Catherine--you're pretty much her bitch.  Source

As any good stand up comedian can tell you, marriage is the end of everything--ever!  With this I present Atlus's Catherine.  You play as Vincent Brooks, a lovable loser just trying to get by in modern society.  You know this guy, unmotivated with a messy bachelor pad, and yet friendly and harmless enough to hang out with on a Friday night.  Plus it's impossible to say Vincent's dreams are completely crushed--a poster of a Space Tourism company is on his wall; fantasies of travel and true freedom persist. 

Catherine is self-described as a romance-horror and like Portal is a puzzle game with a heavy sense of narrative.  The story is about Vincent's relationship with two women.  The first is Katherine, his long time girlfriend who wants the 32 year-old slacker to settle down and marry her.  At a lunch date with Katherine, Vincent watches half-awake as she taps her ice-blue nails against the table.  "Snap out of it!  Were you even listening?" she demands.  It's clear from the start that this is a far from perfect relationship.  Regardless, she wants to pin her man down.

The second woman in Vincent's life is the title character Catherine (that's right this one's with a C).  Vincent finds her in his bed one morning, the result of an affair--one that he has no memory of whatsoever.  What's worse is it keeps happening night after night and not once can Vincent recall how she got there.  Catherine is an enigma.
Katherine with a K.  The K is for kontrol-freak.


 Gameplay in Catherine is split between hanging out in a bar with Vincent and his friends  and The Nightmare puzzle stages.  Time spent at The Stray Sheep bar is mostly mundane. The player can talk with fellow patrons, check out dirty pics on Vincent's phone sent from Catherine, and order drinks--which provides trivia on the beverage and will lead the player to learn waaaay more about alcohol than they ever imagined possible.

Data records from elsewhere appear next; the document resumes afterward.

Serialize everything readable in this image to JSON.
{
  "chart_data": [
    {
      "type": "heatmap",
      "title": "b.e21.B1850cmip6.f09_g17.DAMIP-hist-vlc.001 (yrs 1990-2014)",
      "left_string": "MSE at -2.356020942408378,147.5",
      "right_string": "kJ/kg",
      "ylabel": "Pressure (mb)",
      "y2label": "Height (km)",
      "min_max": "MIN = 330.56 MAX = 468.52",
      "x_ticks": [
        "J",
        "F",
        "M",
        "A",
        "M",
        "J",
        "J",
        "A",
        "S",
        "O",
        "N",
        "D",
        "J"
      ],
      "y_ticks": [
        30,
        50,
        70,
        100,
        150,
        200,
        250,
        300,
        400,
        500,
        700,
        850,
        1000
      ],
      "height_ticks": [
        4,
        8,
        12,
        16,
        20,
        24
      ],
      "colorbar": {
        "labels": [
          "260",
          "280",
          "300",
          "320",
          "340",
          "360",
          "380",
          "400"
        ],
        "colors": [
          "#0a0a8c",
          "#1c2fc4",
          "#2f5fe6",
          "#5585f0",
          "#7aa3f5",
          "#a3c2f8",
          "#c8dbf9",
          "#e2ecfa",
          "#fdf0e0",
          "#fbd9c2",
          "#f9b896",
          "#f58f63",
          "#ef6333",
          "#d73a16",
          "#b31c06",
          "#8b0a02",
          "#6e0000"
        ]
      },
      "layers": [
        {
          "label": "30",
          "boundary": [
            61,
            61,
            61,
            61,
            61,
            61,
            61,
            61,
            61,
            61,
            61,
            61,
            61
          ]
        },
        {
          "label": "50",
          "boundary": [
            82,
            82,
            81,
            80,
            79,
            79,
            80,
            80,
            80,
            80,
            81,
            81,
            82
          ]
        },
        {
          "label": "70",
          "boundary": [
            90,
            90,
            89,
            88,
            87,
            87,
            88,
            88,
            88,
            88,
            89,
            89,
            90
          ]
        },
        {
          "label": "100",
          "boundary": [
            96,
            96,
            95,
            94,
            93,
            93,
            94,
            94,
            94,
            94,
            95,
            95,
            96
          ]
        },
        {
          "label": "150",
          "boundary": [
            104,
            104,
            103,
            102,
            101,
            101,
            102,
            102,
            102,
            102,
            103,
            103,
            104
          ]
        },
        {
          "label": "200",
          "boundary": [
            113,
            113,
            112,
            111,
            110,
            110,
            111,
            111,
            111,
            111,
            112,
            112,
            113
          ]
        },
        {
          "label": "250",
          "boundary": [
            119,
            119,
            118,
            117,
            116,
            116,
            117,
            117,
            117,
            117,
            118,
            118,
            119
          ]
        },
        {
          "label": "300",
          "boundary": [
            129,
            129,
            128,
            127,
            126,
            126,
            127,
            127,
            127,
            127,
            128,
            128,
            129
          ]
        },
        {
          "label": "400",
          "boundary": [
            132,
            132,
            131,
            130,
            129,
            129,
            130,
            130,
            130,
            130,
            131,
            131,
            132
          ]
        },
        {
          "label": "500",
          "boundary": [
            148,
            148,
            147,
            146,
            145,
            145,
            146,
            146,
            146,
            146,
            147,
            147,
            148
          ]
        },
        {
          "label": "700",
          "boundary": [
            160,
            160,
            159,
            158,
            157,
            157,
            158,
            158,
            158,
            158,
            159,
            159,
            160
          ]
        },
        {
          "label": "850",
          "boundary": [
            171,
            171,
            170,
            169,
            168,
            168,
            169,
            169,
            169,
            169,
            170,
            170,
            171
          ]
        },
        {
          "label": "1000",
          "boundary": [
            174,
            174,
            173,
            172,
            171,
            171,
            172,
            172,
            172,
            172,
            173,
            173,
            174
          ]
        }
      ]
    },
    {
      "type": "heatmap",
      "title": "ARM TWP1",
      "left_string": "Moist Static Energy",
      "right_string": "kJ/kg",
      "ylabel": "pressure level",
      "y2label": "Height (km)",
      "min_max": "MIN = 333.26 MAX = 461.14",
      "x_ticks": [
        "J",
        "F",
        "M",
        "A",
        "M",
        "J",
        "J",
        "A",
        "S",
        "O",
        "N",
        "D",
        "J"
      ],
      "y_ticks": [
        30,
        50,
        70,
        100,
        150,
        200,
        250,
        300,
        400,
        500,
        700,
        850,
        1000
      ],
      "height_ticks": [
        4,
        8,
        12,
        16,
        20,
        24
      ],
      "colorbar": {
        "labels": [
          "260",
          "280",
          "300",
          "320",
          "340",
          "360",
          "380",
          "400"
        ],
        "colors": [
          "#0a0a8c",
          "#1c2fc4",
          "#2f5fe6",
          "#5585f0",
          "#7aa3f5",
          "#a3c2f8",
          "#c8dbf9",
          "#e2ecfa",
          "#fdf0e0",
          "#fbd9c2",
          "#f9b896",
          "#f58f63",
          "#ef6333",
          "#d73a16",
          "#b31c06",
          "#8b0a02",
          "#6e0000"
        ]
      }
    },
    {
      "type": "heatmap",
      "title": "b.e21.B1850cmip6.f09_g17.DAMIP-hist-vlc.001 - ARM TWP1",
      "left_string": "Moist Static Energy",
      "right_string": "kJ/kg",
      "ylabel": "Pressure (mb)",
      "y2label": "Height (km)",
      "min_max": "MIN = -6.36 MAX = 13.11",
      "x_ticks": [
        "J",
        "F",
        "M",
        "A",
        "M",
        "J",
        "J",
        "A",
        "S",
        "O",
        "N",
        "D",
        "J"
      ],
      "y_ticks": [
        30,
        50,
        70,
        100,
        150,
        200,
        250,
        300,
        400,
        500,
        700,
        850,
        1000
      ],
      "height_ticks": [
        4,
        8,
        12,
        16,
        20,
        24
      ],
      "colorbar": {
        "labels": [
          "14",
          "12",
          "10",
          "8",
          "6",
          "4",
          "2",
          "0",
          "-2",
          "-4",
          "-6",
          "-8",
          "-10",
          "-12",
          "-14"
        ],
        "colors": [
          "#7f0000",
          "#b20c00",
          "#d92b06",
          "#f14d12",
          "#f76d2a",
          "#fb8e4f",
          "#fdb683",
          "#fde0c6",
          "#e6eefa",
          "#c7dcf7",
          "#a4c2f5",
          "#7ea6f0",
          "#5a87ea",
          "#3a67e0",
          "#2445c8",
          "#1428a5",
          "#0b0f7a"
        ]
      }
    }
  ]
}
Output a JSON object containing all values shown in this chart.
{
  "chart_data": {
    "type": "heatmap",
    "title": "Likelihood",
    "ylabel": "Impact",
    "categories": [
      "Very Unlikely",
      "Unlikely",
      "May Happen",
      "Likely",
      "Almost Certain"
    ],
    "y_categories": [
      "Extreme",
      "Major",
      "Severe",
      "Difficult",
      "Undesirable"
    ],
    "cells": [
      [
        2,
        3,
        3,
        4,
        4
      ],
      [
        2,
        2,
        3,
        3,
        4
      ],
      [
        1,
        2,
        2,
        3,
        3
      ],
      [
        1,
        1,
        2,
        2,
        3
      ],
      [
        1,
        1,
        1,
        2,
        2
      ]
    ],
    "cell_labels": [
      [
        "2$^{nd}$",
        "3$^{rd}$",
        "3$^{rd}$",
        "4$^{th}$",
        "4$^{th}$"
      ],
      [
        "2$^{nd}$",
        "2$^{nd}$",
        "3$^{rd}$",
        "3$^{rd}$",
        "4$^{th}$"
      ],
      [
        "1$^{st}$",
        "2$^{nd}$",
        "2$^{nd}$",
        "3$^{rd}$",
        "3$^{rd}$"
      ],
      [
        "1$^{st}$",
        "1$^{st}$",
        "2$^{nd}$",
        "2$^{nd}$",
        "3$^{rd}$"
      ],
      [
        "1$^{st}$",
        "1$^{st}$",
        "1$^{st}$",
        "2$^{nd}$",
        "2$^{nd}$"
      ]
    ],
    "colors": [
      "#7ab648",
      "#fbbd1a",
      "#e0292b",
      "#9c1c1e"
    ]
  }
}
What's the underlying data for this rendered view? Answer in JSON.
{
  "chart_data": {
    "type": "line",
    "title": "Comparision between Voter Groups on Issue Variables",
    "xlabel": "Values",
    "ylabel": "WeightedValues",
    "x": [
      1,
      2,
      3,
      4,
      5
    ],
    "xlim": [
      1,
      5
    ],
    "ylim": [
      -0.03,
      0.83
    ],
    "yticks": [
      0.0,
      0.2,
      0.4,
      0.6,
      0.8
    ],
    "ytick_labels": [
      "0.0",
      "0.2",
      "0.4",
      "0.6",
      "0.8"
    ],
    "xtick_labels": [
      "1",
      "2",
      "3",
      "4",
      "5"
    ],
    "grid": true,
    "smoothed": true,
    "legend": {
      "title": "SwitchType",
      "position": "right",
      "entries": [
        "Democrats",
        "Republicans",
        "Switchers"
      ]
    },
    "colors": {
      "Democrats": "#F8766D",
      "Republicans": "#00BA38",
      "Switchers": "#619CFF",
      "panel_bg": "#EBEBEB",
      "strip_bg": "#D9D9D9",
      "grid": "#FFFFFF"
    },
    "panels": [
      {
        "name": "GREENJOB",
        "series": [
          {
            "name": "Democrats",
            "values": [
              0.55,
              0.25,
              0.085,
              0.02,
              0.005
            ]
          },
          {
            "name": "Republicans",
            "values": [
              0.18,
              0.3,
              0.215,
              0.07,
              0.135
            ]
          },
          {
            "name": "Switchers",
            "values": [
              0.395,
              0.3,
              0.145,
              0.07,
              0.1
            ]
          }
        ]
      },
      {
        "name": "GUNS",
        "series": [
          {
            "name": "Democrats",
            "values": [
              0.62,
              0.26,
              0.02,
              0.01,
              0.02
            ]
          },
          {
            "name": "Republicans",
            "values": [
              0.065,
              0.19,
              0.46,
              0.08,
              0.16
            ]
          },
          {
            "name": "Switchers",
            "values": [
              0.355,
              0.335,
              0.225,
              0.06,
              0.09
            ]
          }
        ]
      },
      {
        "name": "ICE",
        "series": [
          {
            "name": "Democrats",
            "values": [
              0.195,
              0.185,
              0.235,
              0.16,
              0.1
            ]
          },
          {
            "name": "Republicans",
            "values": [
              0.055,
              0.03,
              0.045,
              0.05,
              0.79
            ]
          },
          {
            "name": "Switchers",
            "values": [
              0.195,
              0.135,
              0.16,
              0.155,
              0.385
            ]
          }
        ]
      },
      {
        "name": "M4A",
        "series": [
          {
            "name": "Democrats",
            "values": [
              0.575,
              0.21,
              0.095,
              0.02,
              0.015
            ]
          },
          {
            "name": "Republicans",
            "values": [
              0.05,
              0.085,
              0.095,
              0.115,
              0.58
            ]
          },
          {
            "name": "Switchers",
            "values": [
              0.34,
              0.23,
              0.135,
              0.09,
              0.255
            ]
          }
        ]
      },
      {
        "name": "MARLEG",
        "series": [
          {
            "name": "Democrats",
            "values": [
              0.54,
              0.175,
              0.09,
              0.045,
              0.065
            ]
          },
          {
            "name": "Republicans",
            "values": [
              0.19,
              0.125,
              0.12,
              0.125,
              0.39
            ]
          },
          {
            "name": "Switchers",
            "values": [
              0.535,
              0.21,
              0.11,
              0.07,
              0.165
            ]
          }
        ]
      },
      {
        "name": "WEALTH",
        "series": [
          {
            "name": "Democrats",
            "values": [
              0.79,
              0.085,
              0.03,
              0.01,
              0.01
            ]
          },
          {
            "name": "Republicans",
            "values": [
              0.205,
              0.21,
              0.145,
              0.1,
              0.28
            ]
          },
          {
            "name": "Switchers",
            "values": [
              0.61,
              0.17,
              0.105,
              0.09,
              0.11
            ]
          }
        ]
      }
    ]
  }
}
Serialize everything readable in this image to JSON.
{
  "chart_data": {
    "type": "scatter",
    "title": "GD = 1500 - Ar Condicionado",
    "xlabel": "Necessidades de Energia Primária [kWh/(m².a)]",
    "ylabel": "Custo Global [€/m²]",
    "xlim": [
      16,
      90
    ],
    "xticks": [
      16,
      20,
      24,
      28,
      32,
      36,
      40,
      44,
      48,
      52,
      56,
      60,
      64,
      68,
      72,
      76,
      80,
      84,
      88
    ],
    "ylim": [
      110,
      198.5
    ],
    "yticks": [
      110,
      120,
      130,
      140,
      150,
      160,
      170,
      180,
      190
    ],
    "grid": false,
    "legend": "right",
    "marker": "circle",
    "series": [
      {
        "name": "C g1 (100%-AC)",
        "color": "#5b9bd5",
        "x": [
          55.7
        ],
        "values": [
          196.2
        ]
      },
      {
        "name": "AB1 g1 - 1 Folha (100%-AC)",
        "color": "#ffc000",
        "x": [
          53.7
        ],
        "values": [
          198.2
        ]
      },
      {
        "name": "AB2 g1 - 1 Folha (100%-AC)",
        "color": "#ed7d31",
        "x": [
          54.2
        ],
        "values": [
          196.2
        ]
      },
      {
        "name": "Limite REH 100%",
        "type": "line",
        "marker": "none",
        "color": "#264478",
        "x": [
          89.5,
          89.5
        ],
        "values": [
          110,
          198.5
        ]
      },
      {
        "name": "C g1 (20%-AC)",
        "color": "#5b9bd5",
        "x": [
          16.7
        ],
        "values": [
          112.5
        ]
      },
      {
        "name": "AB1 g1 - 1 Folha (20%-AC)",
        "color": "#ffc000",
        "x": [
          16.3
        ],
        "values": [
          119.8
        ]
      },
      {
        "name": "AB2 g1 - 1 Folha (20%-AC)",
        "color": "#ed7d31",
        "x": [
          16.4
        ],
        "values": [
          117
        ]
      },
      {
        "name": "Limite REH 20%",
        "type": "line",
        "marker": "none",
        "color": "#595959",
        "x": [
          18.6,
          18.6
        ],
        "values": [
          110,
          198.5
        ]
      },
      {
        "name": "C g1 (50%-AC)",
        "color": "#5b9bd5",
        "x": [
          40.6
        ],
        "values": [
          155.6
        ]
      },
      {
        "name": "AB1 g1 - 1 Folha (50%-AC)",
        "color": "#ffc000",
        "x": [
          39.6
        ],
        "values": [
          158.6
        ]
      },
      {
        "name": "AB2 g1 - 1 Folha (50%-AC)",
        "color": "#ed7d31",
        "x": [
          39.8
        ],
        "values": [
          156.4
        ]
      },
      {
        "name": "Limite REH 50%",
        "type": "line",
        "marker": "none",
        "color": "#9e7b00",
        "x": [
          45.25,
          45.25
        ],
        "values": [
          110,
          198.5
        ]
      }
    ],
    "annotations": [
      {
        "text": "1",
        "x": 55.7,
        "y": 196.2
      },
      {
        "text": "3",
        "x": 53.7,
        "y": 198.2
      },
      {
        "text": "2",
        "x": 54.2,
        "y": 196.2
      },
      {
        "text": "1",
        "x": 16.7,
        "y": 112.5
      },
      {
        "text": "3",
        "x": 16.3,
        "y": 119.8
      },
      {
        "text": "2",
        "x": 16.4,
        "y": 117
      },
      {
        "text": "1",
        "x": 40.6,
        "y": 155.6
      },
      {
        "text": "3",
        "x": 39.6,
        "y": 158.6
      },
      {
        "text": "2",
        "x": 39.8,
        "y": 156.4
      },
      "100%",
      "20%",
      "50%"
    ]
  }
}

Then there are The Nightmare stages.  Ever worthy of their name not only for the creepy backgrounds with rusty chains and sharp objects reminiscent of a Saw movie, but the frenetic block pushing puzzle gameplay.  As you push blocks to climb up a tower, the ground collapses beneath the player.  It's a gameplay style that says, "Be careful and cautions and...HURRY UP!" all at once.

What's worse is the end of each Nightmare segment contains a boss chasing poor Vincent up the tower.  Each boss, referred to as "the killer", is a dark reflection of something in Vincent's personal life that he is unwilling to confront in the real world.


According to psychologist Carl Jung, dreams are a playground for universal symbols--ones that all minds can understand.  "Jung believed the human psyche exists in three parts: the ego (the conscious mind), the personal unconscious and the collective unconscious."

Vincent isn't alone in the nightmare phase.  Others appear in this dreamers' realm, all male, taking on the appearance of bipedal sheep.  Not to give too much away but let's just say all these men have something in common--these sheep are being "led astray" from the women in their lives.  None see themselves as a sheep, yet they see all the other men as so.  A gathering of the collective unconscious of unfaithful men.  Each being chased night after night by what Jung would call The Shadow.  If the sheep-men fail the climb in the dream....the die in real life.
Ah!  I feel Jung again!  Source

For Vincent The Shadow has many forms.  One level's boss/killer has a large pair of  hands, one of which is holding a giant fork. The fingers sport the cold, blue, painted nails of Katherine.  In another he is pursued by a monster clearly inspired by the other Catherine.  Called the Immoral Beast, the creature threatens to eat the protagonist with a gaping dentata that would make Jung's wannabe mentor, Sigmund Freud, a proud father indeed. 

Also worth noting Catherine has a unique morality system that goes beyond the typical good and evil choices of most video games.  The arrow tilts between blue and red but it's not a choice of good or bad--it's a life of freedom vs. a life of control.  Which Catherine/Katherine will you choose?